The Cope family purchased the property in 1699, and it remained in the family until 1935. They decorated much of the interior, though significant renovation took place in the 19th century. After it was sold by the Copes in 1935, it was used by the Red Cross as a maternity home during the Second World War, and then the exiled home of King Michael and Queen Anne of Romania.
Bramshill House was acquired by the Home Office in 1953 as a dedicated site for police training, and became the National Police College in 1960. From 2005, two buildings on the site housed the European Police College (CEPOL) until this moved to Budapest in 2014. When in use for police training, the site provided bedrooms 329 attendees.

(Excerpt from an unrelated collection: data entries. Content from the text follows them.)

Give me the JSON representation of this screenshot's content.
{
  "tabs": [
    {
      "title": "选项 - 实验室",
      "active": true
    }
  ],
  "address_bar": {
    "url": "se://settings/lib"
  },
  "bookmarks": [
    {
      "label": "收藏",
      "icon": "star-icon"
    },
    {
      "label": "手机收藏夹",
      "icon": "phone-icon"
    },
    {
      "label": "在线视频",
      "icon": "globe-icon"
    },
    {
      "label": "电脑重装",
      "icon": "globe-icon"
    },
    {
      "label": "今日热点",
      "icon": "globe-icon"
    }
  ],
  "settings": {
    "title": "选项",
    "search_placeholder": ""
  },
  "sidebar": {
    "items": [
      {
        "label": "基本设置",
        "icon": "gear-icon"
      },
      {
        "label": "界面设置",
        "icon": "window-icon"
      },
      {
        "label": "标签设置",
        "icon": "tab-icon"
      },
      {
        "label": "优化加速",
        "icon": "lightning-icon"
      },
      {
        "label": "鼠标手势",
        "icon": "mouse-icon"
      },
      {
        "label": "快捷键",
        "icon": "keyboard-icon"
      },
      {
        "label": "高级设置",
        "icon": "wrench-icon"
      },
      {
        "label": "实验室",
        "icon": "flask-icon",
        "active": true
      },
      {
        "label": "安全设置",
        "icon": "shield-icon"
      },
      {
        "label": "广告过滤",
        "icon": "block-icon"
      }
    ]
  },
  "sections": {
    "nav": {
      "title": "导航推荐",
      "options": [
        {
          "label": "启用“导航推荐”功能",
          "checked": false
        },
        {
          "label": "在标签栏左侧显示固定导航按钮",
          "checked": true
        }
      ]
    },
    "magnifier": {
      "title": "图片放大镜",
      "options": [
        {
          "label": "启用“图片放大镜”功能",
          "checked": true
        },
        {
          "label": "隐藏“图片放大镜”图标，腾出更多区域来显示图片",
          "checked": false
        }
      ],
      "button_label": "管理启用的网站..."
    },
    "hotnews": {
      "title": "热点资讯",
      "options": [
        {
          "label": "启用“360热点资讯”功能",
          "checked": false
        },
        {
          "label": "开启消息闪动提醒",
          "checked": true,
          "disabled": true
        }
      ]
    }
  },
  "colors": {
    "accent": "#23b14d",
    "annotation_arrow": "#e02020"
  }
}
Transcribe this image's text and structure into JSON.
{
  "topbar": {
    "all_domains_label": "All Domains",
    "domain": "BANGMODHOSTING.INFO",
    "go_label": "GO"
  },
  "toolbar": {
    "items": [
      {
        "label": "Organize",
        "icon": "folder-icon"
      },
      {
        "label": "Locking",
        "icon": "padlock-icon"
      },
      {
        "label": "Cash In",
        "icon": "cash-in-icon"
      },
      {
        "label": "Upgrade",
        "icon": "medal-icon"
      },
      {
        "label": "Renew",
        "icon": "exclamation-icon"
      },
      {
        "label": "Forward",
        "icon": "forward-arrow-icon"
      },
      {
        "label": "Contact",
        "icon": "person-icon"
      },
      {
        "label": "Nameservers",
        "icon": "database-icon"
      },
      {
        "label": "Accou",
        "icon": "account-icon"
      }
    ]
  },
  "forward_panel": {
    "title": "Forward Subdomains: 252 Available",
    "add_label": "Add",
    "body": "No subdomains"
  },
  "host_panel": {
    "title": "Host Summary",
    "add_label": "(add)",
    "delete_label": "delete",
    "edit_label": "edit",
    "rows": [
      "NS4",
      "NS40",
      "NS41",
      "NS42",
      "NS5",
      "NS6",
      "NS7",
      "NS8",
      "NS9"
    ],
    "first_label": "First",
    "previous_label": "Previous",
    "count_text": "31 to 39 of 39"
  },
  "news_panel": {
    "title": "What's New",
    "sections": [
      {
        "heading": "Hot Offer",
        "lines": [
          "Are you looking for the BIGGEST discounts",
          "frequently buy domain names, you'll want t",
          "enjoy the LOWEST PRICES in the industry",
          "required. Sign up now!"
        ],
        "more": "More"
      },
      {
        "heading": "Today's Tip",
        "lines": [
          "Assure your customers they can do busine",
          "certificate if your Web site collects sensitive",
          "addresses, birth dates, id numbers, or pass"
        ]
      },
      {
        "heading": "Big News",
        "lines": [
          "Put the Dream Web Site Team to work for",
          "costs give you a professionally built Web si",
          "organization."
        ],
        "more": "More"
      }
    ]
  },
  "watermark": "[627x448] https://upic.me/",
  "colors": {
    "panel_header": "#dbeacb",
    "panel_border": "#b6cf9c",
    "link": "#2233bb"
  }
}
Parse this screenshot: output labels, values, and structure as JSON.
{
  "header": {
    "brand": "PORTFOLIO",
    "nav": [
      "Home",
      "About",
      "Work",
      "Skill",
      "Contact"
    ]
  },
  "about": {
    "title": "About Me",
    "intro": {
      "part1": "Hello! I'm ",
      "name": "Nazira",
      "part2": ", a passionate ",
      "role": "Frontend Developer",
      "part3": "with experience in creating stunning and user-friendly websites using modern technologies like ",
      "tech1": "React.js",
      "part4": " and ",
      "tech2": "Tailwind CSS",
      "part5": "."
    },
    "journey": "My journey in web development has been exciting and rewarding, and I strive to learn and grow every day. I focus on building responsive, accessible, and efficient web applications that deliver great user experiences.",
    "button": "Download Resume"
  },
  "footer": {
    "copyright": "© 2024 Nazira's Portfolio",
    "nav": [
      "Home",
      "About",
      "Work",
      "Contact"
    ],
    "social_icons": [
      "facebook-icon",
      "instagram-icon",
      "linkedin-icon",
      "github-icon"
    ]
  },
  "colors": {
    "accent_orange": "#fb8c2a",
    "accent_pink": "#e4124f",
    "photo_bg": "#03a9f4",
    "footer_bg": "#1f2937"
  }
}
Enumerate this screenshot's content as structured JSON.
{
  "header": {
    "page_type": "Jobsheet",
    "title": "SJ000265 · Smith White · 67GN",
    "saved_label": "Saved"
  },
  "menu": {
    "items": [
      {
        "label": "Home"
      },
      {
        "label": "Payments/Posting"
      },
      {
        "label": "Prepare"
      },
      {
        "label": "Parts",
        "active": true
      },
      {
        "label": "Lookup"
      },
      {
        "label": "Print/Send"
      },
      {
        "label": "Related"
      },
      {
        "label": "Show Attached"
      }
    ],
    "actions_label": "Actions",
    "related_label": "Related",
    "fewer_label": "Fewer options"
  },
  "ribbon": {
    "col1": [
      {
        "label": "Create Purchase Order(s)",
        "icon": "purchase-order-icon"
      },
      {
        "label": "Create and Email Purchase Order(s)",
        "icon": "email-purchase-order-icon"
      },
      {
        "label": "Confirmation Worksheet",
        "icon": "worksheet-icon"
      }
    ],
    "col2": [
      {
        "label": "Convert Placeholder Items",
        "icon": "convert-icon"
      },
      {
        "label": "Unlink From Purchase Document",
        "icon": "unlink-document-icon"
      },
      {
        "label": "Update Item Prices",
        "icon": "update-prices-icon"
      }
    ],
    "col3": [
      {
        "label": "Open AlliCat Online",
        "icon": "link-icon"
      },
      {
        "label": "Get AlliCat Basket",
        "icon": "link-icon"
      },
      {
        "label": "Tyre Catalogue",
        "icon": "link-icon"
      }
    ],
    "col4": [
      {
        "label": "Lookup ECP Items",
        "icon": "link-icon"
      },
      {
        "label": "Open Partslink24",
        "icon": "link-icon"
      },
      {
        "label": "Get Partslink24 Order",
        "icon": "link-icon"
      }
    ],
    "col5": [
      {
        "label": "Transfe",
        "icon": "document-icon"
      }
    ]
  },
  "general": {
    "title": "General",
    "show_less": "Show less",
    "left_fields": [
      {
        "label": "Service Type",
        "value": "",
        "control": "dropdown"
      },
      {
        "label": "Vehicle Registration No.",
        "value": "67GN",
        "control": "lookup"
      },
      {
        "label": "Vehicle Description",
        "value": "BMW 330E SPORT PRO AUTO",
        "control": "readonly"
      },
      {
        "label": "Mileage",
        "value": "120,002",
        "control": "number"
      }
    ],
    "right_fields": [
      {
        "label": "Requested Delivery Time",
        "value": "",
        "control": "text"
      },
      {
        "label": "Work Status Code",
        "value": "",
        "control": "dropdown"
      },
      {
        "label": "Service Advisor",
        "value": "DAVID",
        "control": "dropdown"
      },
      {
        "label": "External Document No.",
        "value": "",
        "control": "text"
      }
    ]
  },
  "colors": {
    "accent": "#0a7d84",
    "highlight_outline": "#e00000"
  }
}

In a deteriorating state of repair, in 2013, the Home Office placed the house and estate on the market for £25 million. Heritage property developers City & Country purchased it, but after a series of disputes over planning permission, recently placed it back on the market (with a reduced estate of 90 acres) at a guide price of £10 million. Planning permission had been sought to build 235 new homes on the estate, but with a promise to keep the house itself as a single residence. It is not regularly open to the public, but has been included in the Open House scheme allowing occasional viewings.
Among the 14 ghosts reputed to haunt the house is that of a bride who accidentally locked herself in a chest on her wedding night and was not found until 50 years later.